Time-sharing (or multitasking) OS is a logical extension of multiprogramming. It provides extra facilities such as:

  • Faster switching between multiple jobs to make processing faster.
  • Allows multiple users to share computer system simultaneously.
  • The users can interact with each job while it is running.

These systems use a concept of virtual memory for effective utilization of memory space. Hence, in this OS, no jobs are discarded. Each one is executed using the virtual memory concept. It uses CPU scheduling, memory management, disc management and security management. Examples: CTSS, MULTICS, CAL, UNIX etc.

  1. Multiprocessor Operating Systems

Multiprocessor operating systems are also known as parallel OS or tightly coupled OS. Such operating systems have more than one processor in close communication that sharing the computer bus, the clock and sometimes memory and peripheral devices. It executes multiple jobs at the same time and makes the processing faster.

Multiprocessor systems have three main advantages:

Increased throughput: By increasing the number of processors, the system performs more work in less time. The speed-up ratio with N processors is less than N.

An economy of scale: Multiprocessor systems can save more money than multiple single-processor systems because they can share peripherals, mass storage, and power supplies

Increased reliability: If one processor fails to do its task, then each of the remaining processors must pick up a share of the work of the failed processor. The failure of one processor will not halt the system, only slow it down

   5.Distributed Operating Systems

  • In a distributed system, the different machines are connected to a network and each machine has its own processor and owns local memory.
  • In this system, the operating systems on all the machines work together to manage the collective network resource.
  • It can be classified into two categories:
  1. Client-Server systems
  2. Peer-to-Peer systems

Advantages of distributed systems:-

  • Resources Sharing
  • Computation speed up – load sharing
  • Reliability
  • Communications
  • Requires networking infrastructure.
  • Local area networks (LAN) or Wide area networks (WAN)
  1. Desktop Systems/Personal Computer Systems

  • The PC operating system is designed for maximizing user convenience and responsiveness. This system is neither multi-user nor multitasking.

These systems include PCs running Microsoft Windows and the Apple Macintosh. The MS-DOS operating system from Microsoft has been superseded by multiple flavors of Microsoft Windows and IBM has upgraded MS-DOS to the OS/2 multitasking system.

     7. Real-Time Operating Systems (RTOS)

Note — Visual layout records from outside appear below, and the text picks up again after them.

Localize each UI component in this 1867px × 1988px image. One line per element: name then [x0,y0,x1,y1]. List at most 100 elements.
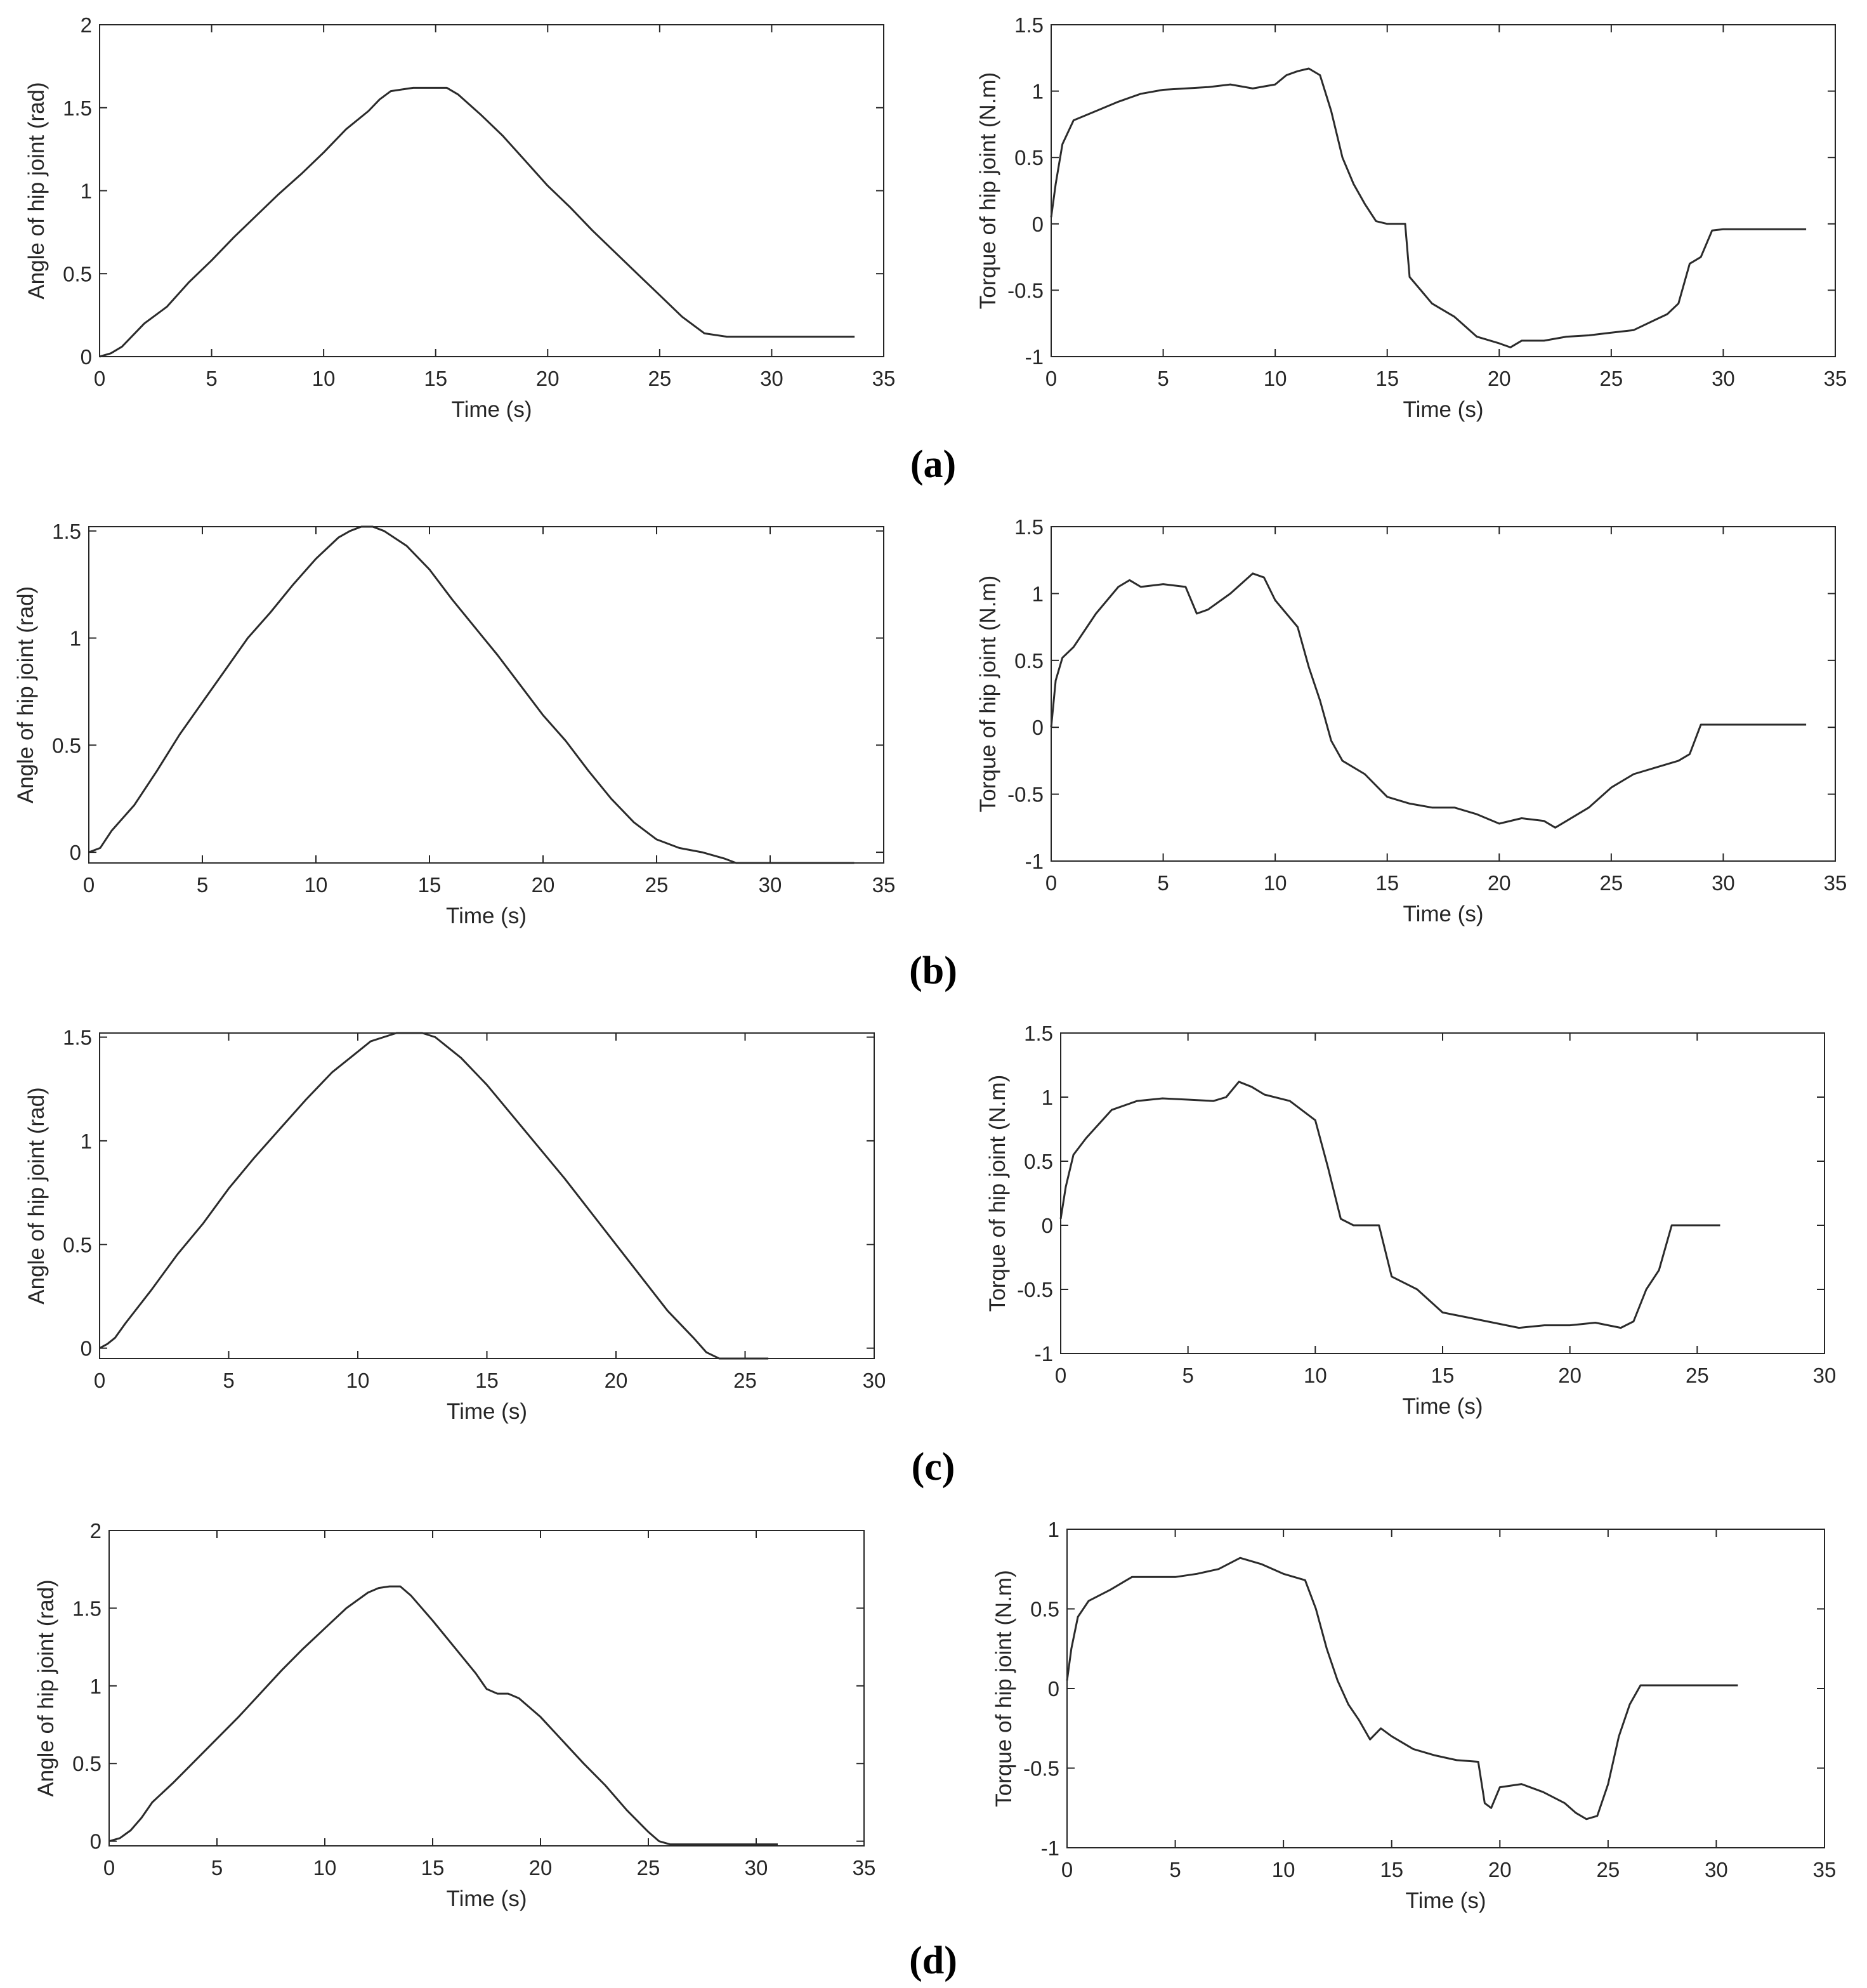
x-tick-label: 25 [637,1856,660,1879]
x-tick-label: 0 [1045,871,1057,895]
x-tick-label: 5 [1182,1364,1193,1387]
y-tick-label: -1 [1025,345,1044,369]
panel-label-a: (a) [910,443,956,486]
x-tick-label: 25 [1596,1858,1620,1881]
x-tick-label: 20 [536,367,560,390]
x-tick-label: 25 [645,873,669,897]
y-tick-label: -0.5 [1023,1757,1059,1781]
y-tick-label: 0 [90,1830,102,1853]
y-tick-label: 1.5 [1014,515,1044,539]
y-tick-label: 1 [1042,1086,1053,1109]
x-tick-label: 10 [346,1369,370,1392]
y-tick-label: 1.5 [1014,13,1044,37]
y-axis-label: Angle of hip joint (rad) [24,1087,49,1304]
y-tick-label: 1 [70,627,81,650]
y-tick-label: 1.5 [1024,1022,1053,1045]
x-tick-label: 20 [529,1856,553,1879]
y-tick-label: 0 [1032,716,1044,739]
x-tick-label: 5 [1169,1858,1181,1881]
y-tick-label: 0.5 [1014,649,1044,673]
x-tick-label: 15 [1380,1858,1403,1881]
x-tick-label: 0 [103,1856,115,1879]
x-tick-label: 5 [1157,367,1169,390]
x-tick-label: 10 [1264,367,1287,390]
x-tick-label: 15 [1375,871,1399,895]
x-tick-label: 20 [1488,1858,1512,1881]
y-tick-label: -1 [1035,1342,1053,1366]
x-axis-label: Time (s) [446,1886,527,1911]
x-tick-label: 15 [421,1856,445,1879]
y-tick-label: 0 [81,345,92,369]
chart-c-torque: 0 5 10 15 20 25 30 -1 -0.5 0 0.5 1 1.5 Time (s) Torque… [985,1022,1836,1419]
series-line-angle [99,1032,769,1360]
x-tick-label: 30 [745,1856,768,1879]
x-tick-label: 35 [1824,871,1847,895]
y-tick-label: 1.5 [63,1026,92,1050]
x-tick-label: 0 [94,1369,105,1392]
x-axis-label: Time (s) [1403,902,1483,926]
x-tick-label: 30 [1813,1364,1837,1387]
x-tick-label: 15 [418,873,442,897]
series-line-angle [88,525,855,864]
x-tick-label: 20 [605,1369,628,1392]
x-tick-label: 20 [1558,1364,1582,1387]
x-tick-label: 5 [211,1856,223,1879]
y-tick-label: -0.5 [1007,279,1044,302]
x-tick-label: 10 [312,367,336,390]
series-line-torque [1066,1557,1738,1820]
x-tick-label: 35 [1813,1858,1837,1881]
x-tick-label: 20 [1488,367,1511,390]
x-tick-label: 30 [863,1369,886,1392]
y-axis-label: Torque of hip joint (N.m) [976,576,1000,812]
y-tick-label: 1 [81,180,92,203]
y-tick-label: 2 [81,13,92,37]
x-axis-label: Time (s) [451,397,532,422]
x-tick-label: 30 [1712,367,1735,390]
series-line-torque [1050,67,1807,348]
x-tick-label: 5 [1157,871,1169,895]
x-tick-label: 0 [1055,1364,1066,1387]
plot-frame [1051,24,1836,357]
y-tick-label: 1 [1032,582,1044,605]
y-tick-label: -1 [1025,850,1044,873]
x-tick-label: 0 [83,873,95,897]
series-line-torque [1050,572,1807,829]
x-tick-label: 20 [532,873,555,897]
y-axis-label: Torque of hip joint (N.m) [992,1570,1016,1807]
panel-label-c: (c) [912,1445,955,1489]
chart-b-torque: 0 5 10 15 20 25 30 35 -1 -0.5 0 0.5 1 1.5 Time (s) Torq… [976,515,1847,926]
y-tick-label: 0 [81,1337,92,1360]
x-tick-label: 25 [1686,1364,1709,1387]
y-axis-label: Torque of hip joint (N.m) [985,1075,1010,1312]
x-tick-label: 10 [1264,871,1287,895]
x-tick-label: 5 [197,873,208,897]
y-tick-label: 2 [90,1519,102,1543]
x-tick-label: 20 [1488,871,1511,895]
x-tick-label: 10 [1272,1858,1295,1881]
x-tick-label: 30 [1712,871,1735,895]
y-tick-label: 0.5 [63,262,92,286]
x-tick-label: 30 [760,367,783,390]
x-tick-label: 15 [1431,1364,1455,1387]
plot-frame [1051,526,1836,862]
x-tick-label: 10 [305,873,328,897]
x-tick-label: 35 [872,873,896,897]
x-tick-label: 0 [1061,1858,1073,1881]
chart-a-torque: 0 5 10 15 20 25 30 35 -1 -0.5 0 0.5 1 1.5 Time (s) Torq… [976,13,1847,422]
x-tick-label: 30 [1705,1858,1728,1881]
x-axis-label: Time (s) [1403,397,1483,422]
series-line-angle [108,1585,778,1846]
x-tick-label: 15 [1375,367,1399,390]
series-line-torque [1059,1081,1720,1329]
y-tick-label: 0.5 [1024,1150,1053,1173]
y-tick-label: 0.5 [1014,146,1044,169]
y-tick-label: 0 [1032,213,1044,236]
y-tick-label: 1 [90,1675,102,1698]
chart-d-angle: 0 5 10 15 20 25 30 35 0 0.5 1 1.5 2 Time (s) Angle of … [34,1519,875,1911]
x-tick-label: 0 [1045,367,1057,390]
y-tick-label: 0.5 [63,1233,92,1256]
chart-c-angle: 0 5 10 15 20 25 30 0 0.5 1 1.5 Time (s) Angle of hip… [24,1026,886,1424]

  • A real-time operating system (RTOS) is a multitasking operating system intended for applications with fixed deadlines (real-time computing). Such applications include some small embedded systems, automobile engine controllers, industrial robots, spacecraft, industrial control, and some large-scale computing systems.
  • The real-time operating system can be classified into two categories:-
  1. A hard real-time system guarantees that critical tasks be completed on time. This goal requires that all delays in the system be bounded, from the retrieval of stored data to the time that it takes the operating system to finish any request made of it. Such time constraints dictate the facilities that are available in hard real-time systems.
  2. A soft real-time system is a less restrictive type of real-time system. Here, a critical real-time task gets priority over other tasks and retains that priority until it completes. The soft real-time system can be mixed with other types of systems. Due to less restriction, they are risky to use for industrial control and robotics.